It’s quieter.  Now we might notice sounds that we haven’t before. We want to feel present and continue to feel connected to where we live, beyond our bedrooms or living rooms where we now stay. We are putting together a growing set of soundscapes that meditate on place.

These sounds will locate you to a specific moment in place and time. For us, they make us feel present. Next time you need to take a step back and a deep breath in, we hope these might help.

Listen here, or find us on Sound Cloud.

  • SitDownWith

    Sasha Grbich

    Each soundscape is made up of hidden, secret and unknown sounds collected from the three locations, all with significance to MOD. Created by South Australian artist Sasha Grbich, who you may remember from our Sit Down With…  exhibit all the way back in MOD.IFY, our first exhibition. We are re-visiting some of her soundscapes: the River Torrens and one of South Australia’s oldest trees, a River Redgum located in Forreston.

     

     

     

     

     

  • image

    Tristan Louth-Robins

    Tristan Louth-Robins is a South Australian artist working principally in the medium of sound art and field recording. Ideas of sound and its signification are key elements in Louth-Robins’ practice, traversing the space between the visual and aural.  Louth-Robins’ work is realised through the mediums of recordings, installation, visual art and performance. He is interested in sound and its associative implications – including its relationship to objects, technology, urban space, memory and the natural world.

     

    Contained capture is a suite of four short sound compositions that I have created in response to the altered acoustic landscape I have observed during the COVID-19 pandemic.

    During the pandemic, anthropophonic (human-made) sounds of the acoustic urban environment have been dramatically quietened, due – largely in part – to a reduction in road and air traffic.

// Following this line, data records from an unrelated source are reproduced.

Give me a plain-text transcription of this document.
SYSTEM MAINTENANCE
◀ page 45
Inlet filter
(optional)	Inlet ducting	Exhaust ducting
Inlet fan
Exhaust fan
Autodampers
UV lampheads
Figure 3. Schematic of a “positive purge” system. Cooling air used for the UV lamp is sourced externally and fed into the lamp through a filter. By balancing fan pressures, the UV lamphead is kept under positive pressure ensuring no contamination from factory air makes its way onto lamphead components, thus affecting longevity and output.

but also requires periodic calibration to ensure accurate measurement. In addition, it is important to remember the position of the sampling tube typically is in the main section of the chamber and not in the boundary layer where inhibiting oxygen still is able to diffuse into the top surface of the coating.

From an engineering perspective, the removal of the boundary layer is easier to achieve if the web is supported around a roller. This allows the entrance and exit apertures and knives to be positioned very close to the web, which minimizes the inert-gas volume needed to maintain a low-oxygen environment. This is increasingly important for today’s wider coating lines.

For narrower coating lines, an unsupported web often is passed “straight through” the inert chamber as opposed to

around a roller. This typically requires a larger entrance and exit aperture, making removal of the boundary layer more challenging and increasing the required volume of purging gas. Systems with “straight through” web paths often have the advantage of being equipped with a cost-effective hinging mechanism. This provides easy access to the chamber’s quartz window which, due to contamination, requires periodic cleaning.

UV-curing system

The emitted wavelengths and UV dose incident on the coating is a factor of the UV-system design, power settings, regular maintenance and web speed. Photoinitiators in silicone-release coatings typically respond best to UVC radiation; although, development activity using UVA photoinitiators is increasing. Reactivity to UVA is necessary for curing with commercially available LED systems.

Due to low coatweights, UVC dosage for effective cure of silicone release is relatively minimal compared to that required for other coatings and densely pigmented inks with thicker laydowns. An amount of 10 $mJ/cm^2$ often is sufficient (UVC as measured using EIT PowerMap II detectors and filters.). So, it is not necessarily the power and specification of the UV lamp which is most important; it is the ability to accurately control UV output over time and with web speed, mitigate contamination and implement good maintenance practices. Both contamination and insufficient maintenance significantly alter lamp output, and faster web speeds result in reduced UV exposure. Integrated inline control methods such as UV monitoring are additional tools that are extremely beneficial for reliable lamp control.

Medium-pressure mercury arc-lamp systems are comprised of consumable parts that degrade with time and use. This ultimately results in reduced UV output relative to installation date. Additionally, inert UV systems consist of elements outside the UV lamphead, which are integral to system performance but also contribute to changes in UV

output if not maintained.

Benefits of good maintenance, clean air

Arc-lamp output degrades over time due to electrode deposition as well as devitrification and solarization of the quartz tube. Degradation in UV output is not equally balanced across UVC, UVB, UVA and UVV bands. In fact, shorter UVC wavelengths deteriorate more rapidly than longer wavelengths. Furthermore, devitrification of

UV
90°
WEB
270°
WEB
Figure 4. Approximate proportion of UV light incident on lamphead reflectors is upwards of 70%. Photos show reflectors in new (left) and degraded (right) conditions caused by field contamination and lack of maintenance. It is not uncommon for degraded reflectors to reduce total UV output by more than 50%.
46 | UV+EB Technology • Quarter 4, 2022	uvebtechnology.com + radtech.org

Because of this, the audible field of the urban environment has broadened significantly, with the geophonic and biophonic sounds of nature (e.g. wind, rain, birdsong) being heard much more clearly..

    However, as our urban soundscape has quietened, our domestic environments have become louder. As many of us have restructured work and school routines, the home and its immediate surroundings have intensified with activity. Due to this, I’ve become increasing aware my own and others heightened sensitivity to sound and its disruptive (and occasionally unsettling) potential.

     

    “out of silence” (3:23)

    This composition consists of excerpts from several field recordings made on my balcony at night during the first week of lockdown in South Australia. Although night in my suburb is typically quiet, the reduction in road and air traffic reduced the outside environment to an eerie hush. Against this relative disquiet, the appearance of more immediate sounds (leaves scraping, bumps, creaks, a small distant plane, a dog barking) possess an unusual potency.

     

    “vessels” (6:00)

     During the quietened environment of first weeks of lockdown, my interest in resonant objects led my thoughts toward the way other ‘things’ are hearing this new sound environment. , My attention was drawn to several domestic  vessels around my home. Much as one would press their ear to a seashell and hear the ocean, objects that are hollow and partially enclosed can contain wonderful acoustic properties and responses to  outside sounds. Again, with a field recording made from my balcony, this time I placed microphone inside of three domestic vessels (a plastic vase, large pasta bottle and metal drink bottle.) Although the outside environment can be heard, certain sounds are conditioned and accentuated by the  resonant qualities of each object. During this recording you can hear how birdsong, our neighbours’ piano playing, a reversing car, a bouncing ball and the general ambience of the environment are affected by the resonances of the domestic objects.

     

    “suspended breath” (3:49)

    As the weeks of the pandemic continued, I realised that I had become very conscious of my breathing, especially in public places such as the supermarket! I noticed that i was actually shortening my breathing in these places, and often ended up anxious and fatigued. On several occasions I’d arrive home with an aching chest. “suspended breath” examines these acute sensations of anxiety and hyperawareness.

     

    “place is always moving” (2:56)

    After completing “vessels”, I continued to make more resonant object recordings on the balcony using other bottles, cardboard tubes, and even a watering can. I took the process one step further and played recordings of the  vessels own resonance back into the vessels themselves. When this is done, the resonance of the vessel is further reinforced and more of the its natural tone or ‘voice’ can be heard. “place is always moving” is performed using an action of voicing each object by using a small loudspeaker to resonate it. The finished composition consists of several performances of this action with different vessels layered on top of each other.